A veces, uno se queda en el umbral de la “puerta de las maravillas indescriptibles” porque no está, sencillamente, preparado para traspasarla y conocer el “otro lado”. Se debe entonces perseverar y esperar el momento propicio. El Zhan Zhuang, como todo arte, es exigente, y, como señala Camus, “no hay arte allí donde no hay nada que vencer”. En mi práctica de “Abrazar el Árbol” no encontré un obstáculo físico específico como le pasó a María Antonieta, pero existen resistencias de otro tipo, que sólo una práctica cotidiana, como la gota de agua que horada la roca, logra ir desanudando –desnudando.

“En un primer nivel, si la postura estática y el Taiji se hacen correctamente, se eliminan los bloqueos que existen en la estructura corporal, y de esa forma puede llegar a unificarse. Ocurre algo similar a nivel psicológico una vez que el objetivo no es sólo buscar un desbloqueo físico, sino vaciar la mente. Cuando la mente está tranquila tu percepción del mundo y de la gente que te rodea, cambia.” (Entrevista a Sam Tam y Jan Diepersloot por Teresa Rodríguez. Revista Tai Chi Chuan No. 6 Invierno 2005)
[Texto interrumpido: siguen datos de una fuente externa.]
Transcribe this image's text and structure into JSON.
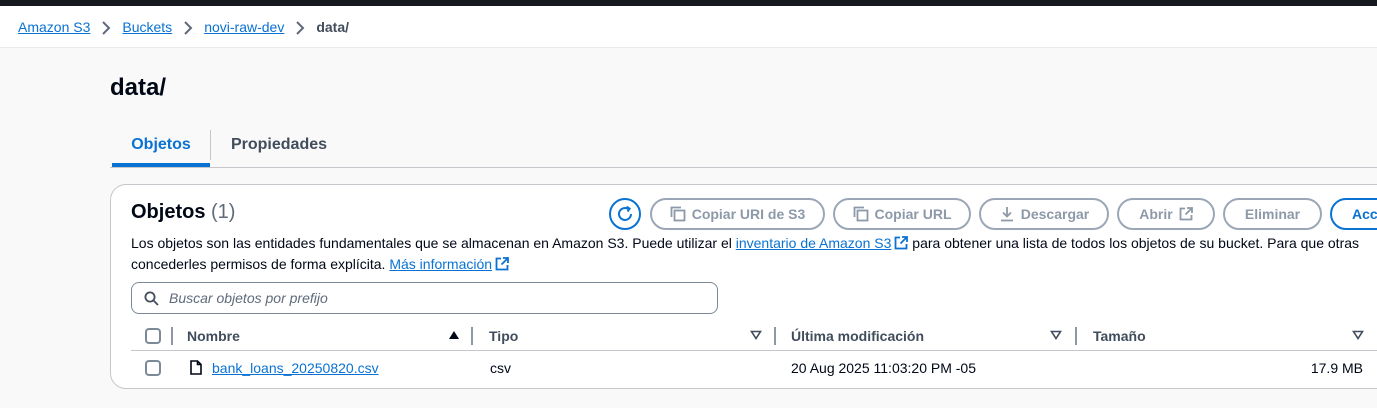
{
  "breadcrumb": {
    "items": [
      "Amazon S3",
      "Buckets",
      "novi-raw-dev"
    ],
    "current": "data/"
  },
  "page": {
    "title": "data/"
  },
  "tabs": [
    {
      "label": "Objetos",
      "active": true
    },
    {
      "label": "Propiedades",
      "active": false
    }
  ],
  "objects_panel": {
    "title": "Objetos",
    "count": "(1)",
    "description_part1": "Los objetos son las entidades fundamentales que se almacenan en Amazon S3. Puede utilizar el ",
    "inventory_link": "inventario de Amazon S3",
    "description_part2": " para obtener una lista de todos los objetos de su bucket. Para que otras",
    "description_part3": "concederles permisos de forma explícita. ",
    "more_info_link": "Más información",
    "buttons": {
      "refresh_icon": "refresh-icon",
      "copy_uri": "Copiar URI de S3",
      "copy_url": "Copiar URL",
      "download": "Descargar",
      "open": "Abrir",
      "delete": "Eliminar",
      "actions": "Acci"
    },
    "search_placeholder": "Buscar objetos por prefijo",
    "columns": [
      "Nombre",
      "Tipo",
      "Última modificación",
      "Tamaño"
    ],
    "rows": [
      {
        "name": "bank_loans_20250820.csv",
        "type": "csv",
        "modified": "20 Aug 2025 11:03:20 PM -05",
        "size": "17.9 MB"
      }
    ]
  },
  "colors": {
    "accent": "#0972d3",
    "disabled": "#8d99a8",
    "text": "#000716",
    "topbar": "#16191f"
  }
}
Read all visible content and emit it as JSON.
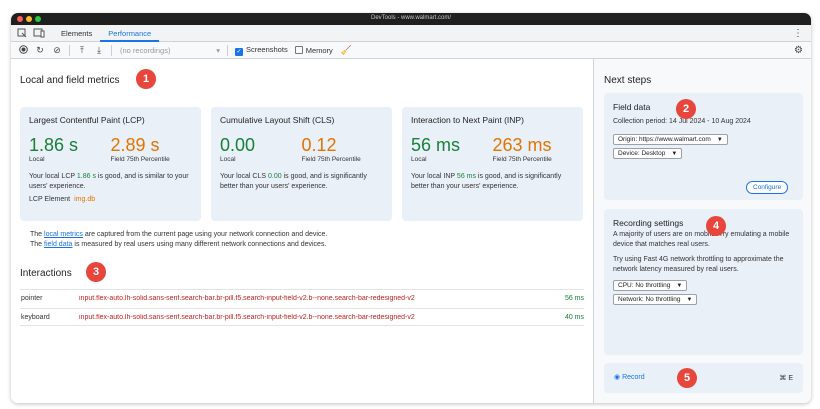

Si la dificultad inicial de la posición de abrazar el árbol es básicamente mantener la postura correcta e ir aumentando progresivamente el tiempo de ejercitación, los obstáculos que van apareciendo más adelante en el camino del practicante son de otro orden. Yo diría, generalizando, que se trata de una resistencia a un proceso de transformación que quizá se acerque demasiado a -inventando un neologismo- la “dendrantropía” (“dendrontropismo”), es decir, a la transformación del humano en árbol. Así como existe la teriantropía (teriomorfismo), la transformación de un hombre en animal, también existe la del hombre en árbol, y como tal aparece en muchas creencias antiguas y mitologías. “Déndron” es la palabra griega antigua para “árbol”, y “antropos” significa “hombre”.

Los dos cuerpos de creencias más antiguos son el animismo y el chamanismo, los cuales muchas veces se han presentado -históricamente hablando- superpuestos o yuxtapuestos. En ambas creencias, el árbol aparece como un elemento de suma importancia. En el chamanismo,* uno de los componentes importantes de su cosmovisión es el “árbol de mundo”, que funge de Axis Mundi, permitiendo el viaje del chamán tanto al inframundo, a visitar el alma de los muertos, como al cielo, para comunicarse con el “Señor del Mundo”. Es un árbol, como señala Mircea Eliade, que vive y que hace vivir.


En el complejo cultural animista, los espíritus de los árboles llegan a tomar tal importancia que pasan a formar parte de los tótems tribales. Asimismo, cada nacimiento está regido por un animal y también por un árbol u otro vegetal. Cuando se trataba de un árbol, al morir la persona en cuestión, se le quemaba con madera de ese árbol, o se le colocaba en las ramas, para que lo devoraran las aves carroñeras, o se hacía una canoa con el tronco y se le enviaba por un río corriente abajo. También solía ser enterrado el difunto entre sus raíces.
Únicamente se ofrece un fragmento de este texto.